11 - Freyja

1 1 0
                                    

Freyja s'était installée près de la fenêtre pour donner un coup de fraîcheur à son vernis. La vue n'était pas spécialement agréable : un angle de rue humide où résonnait la circulation. Mais la jeune femme se projetait au-delà de ce cul-de-sac, vers les routes plus grandes, plus belles, plus inspirantes. Vers les façades haussmanniennes, vers les lumineuses galeries et les restaurants feutrés. Vers tout ce qu'elle manquait de ses destinations en raison du travail.

Malgré sa nationalité nigérienne, elle avait passé très peu de temps dans son pays maternel. Bringuebalée par une mère aussi baroudeuse qu'ambitieuse, Frey avait connu autant de pays que de relations succinctes. Élevée seule par Nweka, dont le goût du voyage et des affaires politiques avait cisaillé la culture, elle n'avait jamais été à l'école classique. Sa première formation donnée dans un cadre restreint et par des inconnus avait eu lieu quand elle avait décidé d'intégrer les Corneilles.

À l'instar de sa mère, Frey avait pris goût à cette liberté, à cet inconnu temporaire. Tandis que Nweka posait ses valises pour des périodes de plus en plus longues au gré des mandats politiques ou du besoin d'assistance des Bureaux du monde entier, Freyja avait pris son envol. À la fin de l'adolescence, accompagnée de quelques rares amis proches, elle avait entamé un long voyage à travers son pays de naissance. Nourrie d'une culture qu'elle n'avait touché que succinctement par les dires et les habitudes de Nweka, Frey s'était ensuite rendue en Europe pour rejoindre les rangs des Corneilles. Là-bas, elle avait rencontré Jayden et d'autres personnalités qui n'avaient pu qu'élargir son horizon.

Sans l'avoir mentionné à sa mère à l'époque, elle s'était aussi lancée dans un voyage solitaire. Plus intimiste. À l'aide des carnets de voyage que Nweka avait toujours pris soin de remplir et conserver, la jeune femme avait retracé les routes empruntées par sa mère quasiment vingt ans plus tôt. Elles l'avaient menée dans les pays nordiques, où elle avait bu du cidre, de l'aquavit ou de la bière dans les pubs que Nweka avait connus. Elle s'était laissé enivrer par la musique des mêmes nightclubs, avait goûté au charme de certains locaux. Au même titre que sa mère, elle avait exploré les musées et les sites dédiés à cette étonnante et chaotique mythologie nordique. Mythes dont elle tirait son propre prénom. Freyja avait beaucoup interrogé sa mère à ce propos. Sur son nom qui la distinguait des autres enfants nigériens, même si elle les avait peu fréquentés. Nweka s'en était toujours tirée en affirmant que c'était un hommage.

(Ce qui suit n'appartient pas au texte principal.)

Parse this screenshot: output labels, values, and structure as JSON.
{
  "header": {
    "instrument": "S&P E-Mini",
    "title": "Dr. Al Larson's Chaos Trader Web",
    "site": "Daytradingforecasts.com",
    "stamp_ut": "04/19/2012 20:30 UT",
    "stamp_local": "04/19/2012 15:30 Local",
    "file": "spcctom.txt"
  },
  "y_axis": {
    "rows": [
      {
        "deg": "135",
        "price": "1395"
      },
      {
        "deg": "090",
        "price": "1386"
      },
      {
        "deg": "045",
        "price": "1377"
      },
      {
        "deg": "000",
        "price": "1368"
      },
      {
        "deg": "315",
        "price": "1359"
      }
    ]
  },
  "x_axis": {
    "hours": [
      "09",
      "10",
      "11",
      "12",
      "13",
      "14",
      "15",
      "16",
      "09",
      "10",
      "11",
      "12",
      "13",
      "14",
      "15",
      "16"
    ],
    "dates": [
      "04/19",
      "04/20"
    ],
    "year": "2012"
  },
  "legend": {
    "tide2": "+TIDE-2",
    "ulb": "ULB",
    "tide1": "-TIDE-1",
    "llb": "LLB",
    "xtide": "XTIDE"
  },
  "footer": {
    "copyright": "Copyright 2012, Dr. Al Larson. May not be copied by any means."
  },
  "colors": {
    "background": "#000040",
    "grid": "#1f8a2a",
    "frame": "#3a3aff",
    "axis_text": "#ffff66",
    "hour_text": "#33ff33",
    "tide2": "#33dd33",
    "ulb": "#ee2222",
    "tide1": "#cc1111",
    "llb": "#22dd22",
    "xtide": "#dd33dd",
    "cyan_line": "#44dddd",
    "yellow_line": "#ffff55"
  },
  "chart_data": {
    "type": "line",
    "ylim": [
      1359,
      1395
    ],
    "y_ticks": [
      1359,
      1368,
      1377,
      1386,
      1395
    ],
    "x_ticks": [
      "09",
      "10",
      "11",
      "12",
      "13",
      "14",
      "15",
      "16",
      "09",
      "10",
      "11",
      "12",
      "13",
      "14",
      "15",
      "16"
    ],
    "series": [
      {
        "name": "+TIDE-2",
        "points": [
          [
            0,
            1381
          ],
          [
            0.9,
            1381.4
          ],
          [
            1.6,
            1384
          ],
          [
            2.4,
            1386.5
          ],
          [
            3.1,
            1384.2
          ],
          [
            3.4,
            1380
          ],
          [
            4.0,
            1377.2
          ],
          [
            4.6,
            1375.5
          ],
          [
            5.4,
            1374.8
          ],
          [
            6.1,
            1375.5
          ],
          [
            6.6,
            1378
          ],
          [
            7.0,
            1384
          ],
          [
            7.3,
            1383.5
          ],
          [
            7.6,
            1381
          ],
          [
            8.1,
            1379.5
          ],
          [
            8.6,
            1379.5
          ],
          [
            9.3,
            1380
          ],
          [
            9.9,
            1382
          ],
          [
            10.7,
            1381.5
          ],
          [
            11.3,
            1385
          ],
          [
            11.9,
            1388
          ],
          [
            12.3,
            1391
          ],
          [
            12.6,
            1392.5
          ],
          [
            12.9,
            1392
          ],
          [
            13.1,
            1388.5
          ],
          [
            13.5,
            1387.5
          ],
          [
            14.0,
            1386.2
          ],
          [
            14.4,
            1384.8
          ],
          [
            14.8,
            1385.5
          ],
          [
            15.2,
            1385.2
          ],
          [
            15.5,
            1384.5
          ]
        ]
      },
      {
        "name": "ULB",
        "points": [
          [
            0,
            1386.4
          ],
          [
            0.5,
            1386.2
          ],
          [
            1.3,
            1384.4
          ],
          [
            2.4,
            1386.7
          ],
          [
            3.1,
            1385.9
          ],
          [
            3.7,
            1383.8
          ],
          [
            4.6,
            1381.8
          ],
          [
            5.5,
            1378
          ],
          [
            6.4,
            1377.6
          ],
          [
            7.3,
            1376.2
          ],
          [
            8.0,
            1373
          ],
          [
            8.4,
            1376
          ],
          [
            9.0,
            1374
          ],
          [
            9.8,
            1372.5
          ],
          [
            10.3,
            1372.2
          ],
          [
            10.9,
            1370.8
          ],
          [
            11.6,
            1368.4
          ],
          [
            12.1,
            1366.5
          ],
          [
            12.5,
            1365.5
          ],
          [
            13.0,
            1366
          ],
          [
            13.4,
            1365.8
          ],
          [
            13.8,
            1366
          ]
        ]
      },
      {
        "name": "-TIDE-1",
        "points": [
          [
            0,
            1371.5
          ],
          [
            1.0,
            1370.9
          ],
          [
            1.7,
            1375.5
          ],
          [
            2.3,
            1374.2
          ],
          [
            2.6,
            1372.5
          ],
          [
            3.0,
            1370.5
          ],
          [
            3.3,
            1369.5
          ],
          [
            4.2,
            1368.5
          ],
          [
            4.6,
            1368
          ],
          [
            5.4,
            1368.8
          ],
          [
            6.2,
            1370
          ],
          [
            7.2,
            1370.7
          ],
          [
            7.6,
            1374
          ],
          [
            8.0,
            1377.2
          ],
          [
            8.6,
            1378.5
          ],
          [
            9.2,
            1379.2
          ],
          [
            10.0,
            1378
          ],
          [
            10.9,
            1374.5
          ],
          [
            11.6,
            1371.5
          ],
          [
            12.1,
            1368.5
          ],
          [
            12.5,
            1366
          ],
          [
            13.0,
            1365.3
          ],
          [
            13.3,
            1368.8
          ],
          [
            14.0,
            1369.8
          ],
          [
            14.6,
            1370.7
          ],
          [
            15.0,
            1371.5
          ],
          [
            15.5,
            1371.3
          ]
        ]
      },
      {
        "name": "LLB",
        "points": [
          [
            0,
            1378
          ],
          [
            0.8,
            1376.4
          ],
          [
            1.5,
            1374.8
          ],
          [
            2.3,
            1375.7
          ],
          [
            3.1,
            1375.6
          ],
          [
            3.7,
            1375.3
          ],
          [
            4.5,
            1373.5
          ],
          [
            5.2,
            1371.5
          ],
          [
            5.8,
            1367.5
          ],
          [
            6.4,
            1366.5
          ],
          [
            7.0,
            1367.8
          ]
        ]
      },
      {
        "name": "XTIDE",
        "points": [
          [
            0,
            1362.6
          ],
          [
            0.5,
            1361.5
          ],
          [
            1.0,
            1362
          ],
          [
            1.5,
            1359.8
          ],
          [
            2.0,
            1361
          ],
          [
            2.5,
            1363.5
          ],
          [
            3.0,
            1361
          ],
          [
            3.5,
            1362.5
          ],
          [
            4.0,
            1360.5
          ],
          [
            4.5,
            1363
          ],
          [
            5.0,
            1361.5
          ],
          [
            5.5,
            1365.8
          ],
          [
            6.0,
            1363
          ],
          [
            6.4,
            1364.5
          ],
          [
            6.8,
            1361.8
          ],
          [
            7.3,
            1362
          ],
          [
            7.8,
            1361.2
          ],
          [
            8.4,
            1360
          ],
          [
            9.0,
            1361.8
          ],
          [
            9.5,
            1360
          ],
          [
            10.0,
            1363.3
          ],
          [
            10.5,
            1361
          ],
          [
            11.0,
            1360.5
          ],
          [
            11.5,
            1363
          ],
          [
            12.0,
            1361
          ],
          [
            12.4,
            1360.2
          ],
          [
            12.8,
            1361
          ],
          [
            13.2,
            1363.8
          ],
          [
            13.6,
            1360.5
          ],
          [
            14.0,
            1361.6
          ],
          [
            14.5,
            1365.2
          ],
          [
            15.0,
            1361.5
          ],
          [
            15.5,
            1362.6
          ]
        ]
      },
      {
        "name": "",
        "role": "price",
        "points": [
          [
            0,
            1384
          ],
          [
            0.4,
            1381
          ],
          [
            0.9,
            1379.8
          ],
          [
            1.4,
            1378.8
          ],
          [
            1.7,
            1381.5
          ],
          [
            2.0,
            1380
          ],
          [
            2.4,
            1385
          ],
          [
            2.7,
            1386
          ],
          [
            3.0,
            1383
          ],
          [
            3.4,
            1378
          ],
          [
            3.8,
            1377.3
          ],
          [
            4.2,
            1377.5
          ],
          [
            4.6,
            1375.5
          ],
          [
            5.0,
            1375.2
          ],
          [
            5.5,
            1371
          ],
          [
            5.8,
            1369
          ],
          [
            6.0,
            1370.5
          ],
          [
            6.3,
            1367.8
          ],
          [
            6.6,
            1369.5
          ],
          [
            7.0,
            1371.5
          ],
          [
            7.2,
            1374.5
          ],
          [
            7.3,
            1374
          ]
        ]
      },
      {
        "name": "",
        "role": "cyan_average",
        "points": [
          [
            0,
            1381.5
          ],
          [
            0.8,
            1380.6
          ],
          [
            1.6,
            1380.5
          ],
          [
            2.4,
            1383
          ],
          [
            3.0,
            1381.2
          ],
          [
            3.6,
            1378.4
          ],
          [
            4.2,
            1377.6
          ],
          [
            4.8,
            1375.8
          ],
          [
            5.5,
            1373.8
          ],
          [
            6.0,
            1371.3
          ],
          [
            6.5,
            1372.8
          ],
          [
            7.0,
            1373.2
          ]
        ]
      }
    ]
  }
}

Un hommage à quoi ? À la déesse d'un pays lointain ? Pour des concepts aussi éloignés d'elle que l'amour ou la beauté ? En grandissant, de moins en moins dupe, Frey s'était essentiellement demandé pour qui était l'hommage. Ce voyage en terres du nord en avait découlé. À défaut d'obtenir des réponses claires, Freyja avait découvert la vie de Nweka sous un nouveau jour. S'était convaincue plus que jamais que ce prénom à la consonance nordique était un hommage à un voyage, à une rencontre, peut-être d'un soir, peut-être plus longue, à un bout de vie non anticipé, mais jamais regretté.


Quand son vernis fut complètement sec, Freyja se résigna sur l'échappée parisienne qu'elle manquait en ce moment-même et récupéra son ordinateur portable. Elle ignorait ce qui se tramait du côté des De Sauvière père et fils, mais ils ne devaient pas rester les bras croisés.

Ce Bruno Girandeau non plus ne devait pas se contenter de se reposer. Soit il ressassait ce qui s'était passée dans sa demeure familiale, soit il complotait. Frey partageait le scepticisme de Jayden. Pour autant, l'interrogatoire officiel avait eu lieu à Bruxelles. Leur unité en avait tiré le maximum d'informations. À eux de démêler les fils pour en tirer les conclusions : à quel point l'unique survivant Girandeau disait-il la vérité ?

Sur son identité, déjà. Dès qu'il l'avait déclinée au Corbeau en charge de la surveillance de la demeure ensanglantée, l'information avait été transmise aux Corneilles. Bruno Girandeau était un Mutabilis très discret, d'après leur base de données. Il ne travaillait pas activement pour les Corbeaux, contrairement à de nombreux membres de sa famille. Les prénoms qu'il avait nommés, ceux de proches décédés pendant l'attaque, correspondaient bien à des membres des Girandeau.